The Small Business Research Initiative (SBRI) has been hailed a success as it passes a milestone of £100 million of contracts awarded to small businesses from public sector departments.
The news coincides with the UK government's pledge to expand the SBRI by increasing the value of contracts offered through the scheme from £40 million in 2012-13 to over £100 million in 2013-14 and over £200 million in 2014-15.
Established in 2009, the SBRI gives SMEs an opportunity to connect with public sector procurement by inviting them to present innovative solutions to specific problems in a competition format.
The ideas presented can result in 100 percent funded government development contracts with the public sector body running the competition. Since inception, the scheme has run 124 full competitions, resulting in 1,270 contracts awarded to SMEs at a total value of £104.8 million.
“The beauty of the SBRI is that it presents a truly win-win scenario whereby government departments can find solutions to very real problems, whilst small businesses have an opportunity to present their ideas to organisations that may otherwise be unreachable,” said Stephen Browning, Head of SBRI at the TSB.
“The challenges are expressed as outcome-based needs rather than narrow product specification to give greater scope for innovation.”
Previous successes include mobile security technology for the Home Office, military technology for the Centre for Defence Enterprise, and assistive learning software for the Department for Business, Innovation and Skills.

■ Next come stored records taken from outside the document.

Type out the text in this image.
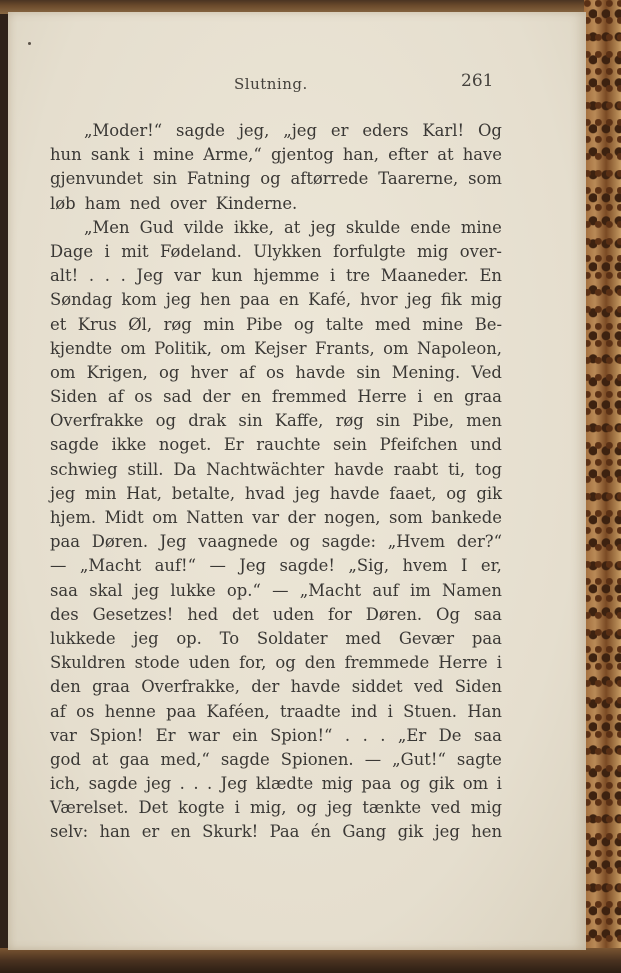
Slutning.	261
„Moder!“ sagde jeg, „jeg er eders Karl! Og
hun sank i mine Arme,“ gjentog han, efter at have
gjenvundet sin Fatning og aftørrede Taarerne, som
løb ham ned over Kinderne.
„Men Gud vilde ikke, at jeg skulde ende mine
Dage i mit Fødeland. Ulykken forfulgte mig over-
alt! . . . Jeg var kun hjemme i tre Maaneder. En
Søndag kom jeg hen paa en Kafé, hvor jeg fik mig
et Krus Øl, røg min Pibe og talte med mine Be-
kjendte om Politik, om Kejser Frants, om Napoleon,
om Krigen, og hver af os havde sin Mening. Ved
Siden af os sad der en fremmed Herre i en graa
Overfrakke og drak sin Kaffe, røg sin Pibe, men
sagde ikke noget. Er rauchte sein Pfeifchen und
schwieg still. Da Nachtwächter havde raabt ti, tog
jeg min Hat, betalte, hvad jeg havde faaet, og gik
hjem. Midt om Natten var der nogen, som bankede
paa Døren. Jeg vaagnede og sagde: „Hvem der?“
— „Macht auf!“ — Jeg sagde! „Sig, hvem I er,
saa skal jeg lukke op.“ — „Macht auf im Namen
des Gesetzes! hed det uden for Døren. Og saa
lukkede jeg op. To Soldater med Gevær paa
Skuldren stode uden for, og den fremmede Herre i
den graa Overfrakke, der havde siddet ved Siden
af os henne paa Kaféen, traadte ind i Stuen. Han
var Spion! Er war ein Spion!“ . . . „Er De saa
god at gaa med,“ sagde Spionen. — „Gut!“ sagte
ich, sagde jeg . . . Jeg klædte mig paa og gik om i
Værelset. Det kogte i mig, og jeg tænkte ved mig
selv: han er en Skurk! Paa én Gang gik jeg hen
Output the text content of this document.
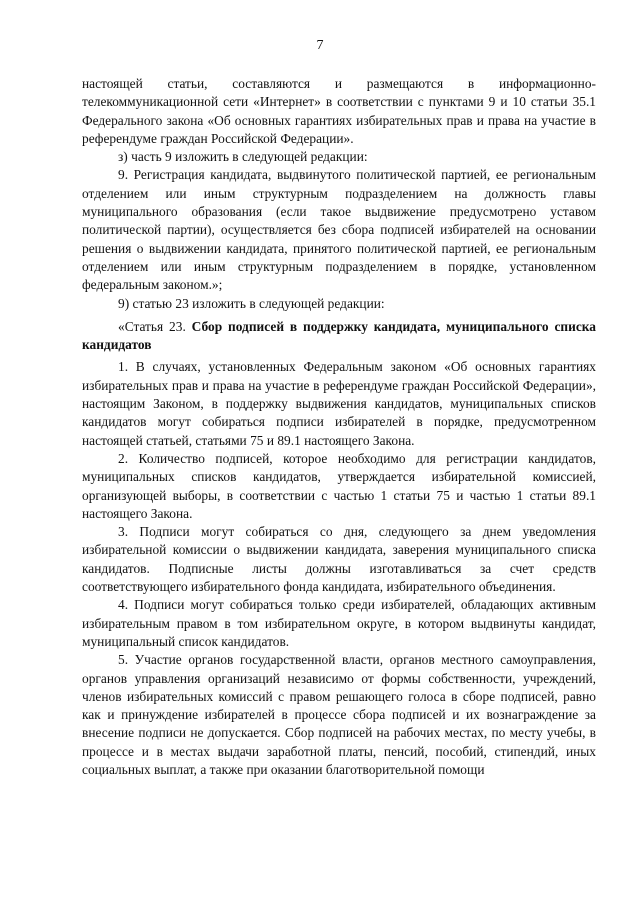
7

настоящей статьи, составляются и размещаются в информационно-телекоммуникационной сети «Интернет» в соответствии с пунктами 9 и 10 статьи 35.1 Федерального закона «Об основных гарантиях избирательных прав и права на участие в референдуме граждан Российской Федерации».

з) часть 9 изложить в следующей редакции:

9. Регистрация кандидата, выдвинутого политической партией, ее региональным отделением или иным структурным подразделением на должность главы муниципального образования (если такое выдвижение предусмотрено уставом политической партии), осуществляется без сбора подписей избирателей на основании решения о выдвижении кандидата, принятого политической партией, ее региональным отделением или иным структурным подразделением в порядке, установленном федеральным законом.»;

9) статью 23 изложить в следующей редакции:

«Статья 23. Сбор подписей в поддержку кандидата, муниципального списка кандидатов

1. В случаях, установленных Федеральным законом «Об основных гарантиях избирательных прав и права на участие в референдуме граждан Российской Федерации», настоящим Законом, в поддержку выдвижения кандидатов, муниципальных списков кандидатов могут собираться подписи избирателей в порядке, предусмотренном настоящей статьей, статьями 75 и 89.1 настоящего Закона.

2. Количество подписей, которое необходимо для регистрации кандидатов, муниципальных списков кандидатов, утверждается избирательной комиссией, организующей выборы, в соответствии с частью 1 статьи 75 и частью 1 статьи 89.1 настоящего Закона.

3. Подписи могут собираться со дня, следующего за днем уведомления избирательной комиссии о выдвижении кандидата, заверения муниципального списка кандидатов. Подписные листы должны изготавливаться за счет средств соответствующего избирательного фонда кандидата, избирательного объединения.

4. Подписи могут собираться только среди избирателей, обладающих активным избирательным правом в том избирательном округе, в котором выдвинуты кандидат, муниципальный список кандидатов.

5. Участие органов государственной власти, органов местного самоуправления, органов управления организаций независимо от формы собственности, учреждений, членов избирательных комиссий с правом решающего голоса в сборе подписей, равно как и принуждение избирателей в процессе сбора подписей и их вознаграждение за внесение подписи не допускается. Сбор подписей на рабочих местах, по месту учебы, в процессе и в местах выдачи заработной платы, пенсий, пособий, стипендий, иных социальных выплат, а также при оказании благотворительной помощи
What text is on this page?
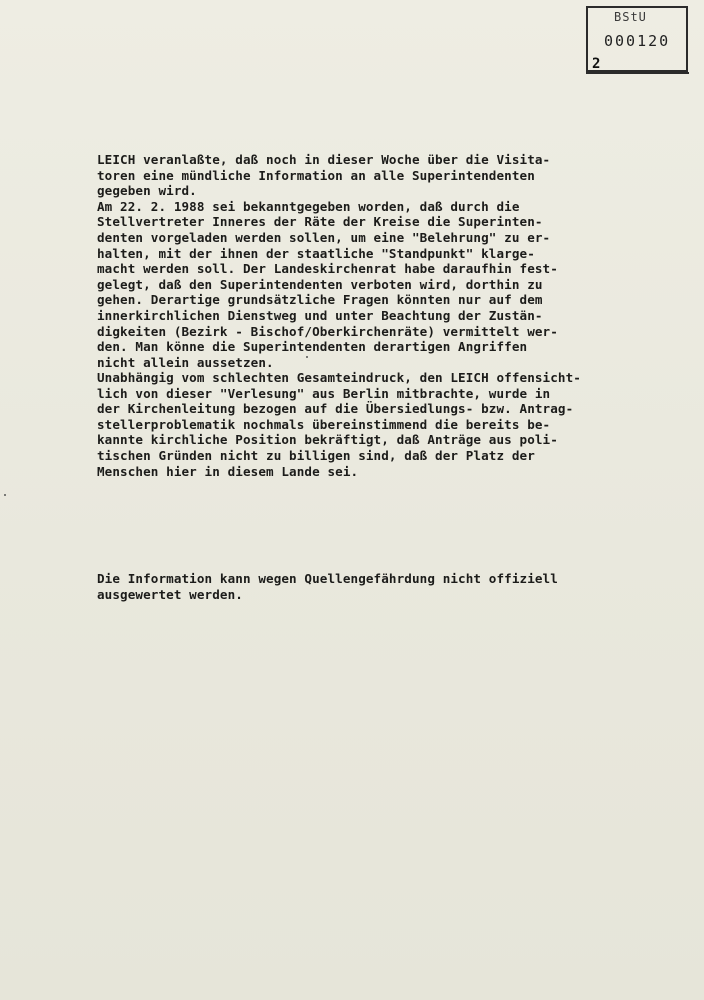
BStU
000120
2
LEICH veranlaßte, daß noch in dieser Woche über die Visita-
toren eine mündliche Information an alle Superintendenten
gegeben wird.
Am 22. 2. 1988 sei bekanntgegeben worden, daß durch die
Stellvertreter Inneres der Räte der Kreise die Superinten-
denten vorgeladen werden sollen, um eine "Belehrung" zu er-
halten, mit der ihnen der staatliche "Standpunkt" klarge-
macht werden soll. Der Landeskirchenrat habe daraufhin fest-
gelegt, daß den Superintendenten verboten wird, dorthin zu
gehen. Derartige grundsätzliche Fragen könnten nur auf dem
innerkirchlichen Dienstweg und unter Beachtung der Zustän-
digkeiten (Bezirk - Bischof/Oberkirchenräte) vermittelt wer-
den. Man könne die Superintendenten derartigen Angriffen
nicht allein aussetzen.
Unabhängig vom schlechten Gesamteindruck, den LEICH offensicht-
lich von dieser "Verlesung" aus Berlin mitbrachte, wurde in
der Kirchenleitung bezogen auf die Übersiedlungs- bzw. Antrag-
stellerproblematik nochmals übereinstimmend die bereits be-
kannte kirchliche Position bekräftigt, daß Anträge aus poli-
tischen Gründen nicht zu billigen sind, daß der Platz der
Menschen hier in diesem Lande sei.
Die Information kann wegen Quellengefährdung nicht offiziell
ausgewertet werden.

The TSB also pointed to the case of young medical technology company Eykon, which won a contract with the NHS in the East of England for its 3D wound imaging technology. Eykona’s technology can assess hard-to-heal wounds such as diabetic and pressure ulcers, replacing traditional methods which still involve rulers, tracing paper, and ordinary cameras.
The contract played a crucial role in connecting Eykona with the NHS and securing funding to commercialise the technology. Today Eykona is a listed NHS supplier helping to address the wound care problem that costs the NHS an estimated £3 billion per annum.
“Clinicians working together with entrepreneurs and technology specialists gives us an exciting mix that leads to real innovation,” said Karen Livingstone, Director of Strategic Partnerships, NHS East of England.
“The NHS has many challenges to tackle and, through the SBRI healthcare programme, we are building long-term partnerships with industry to create new products that will save lives and deliver economic value to the UK economy.”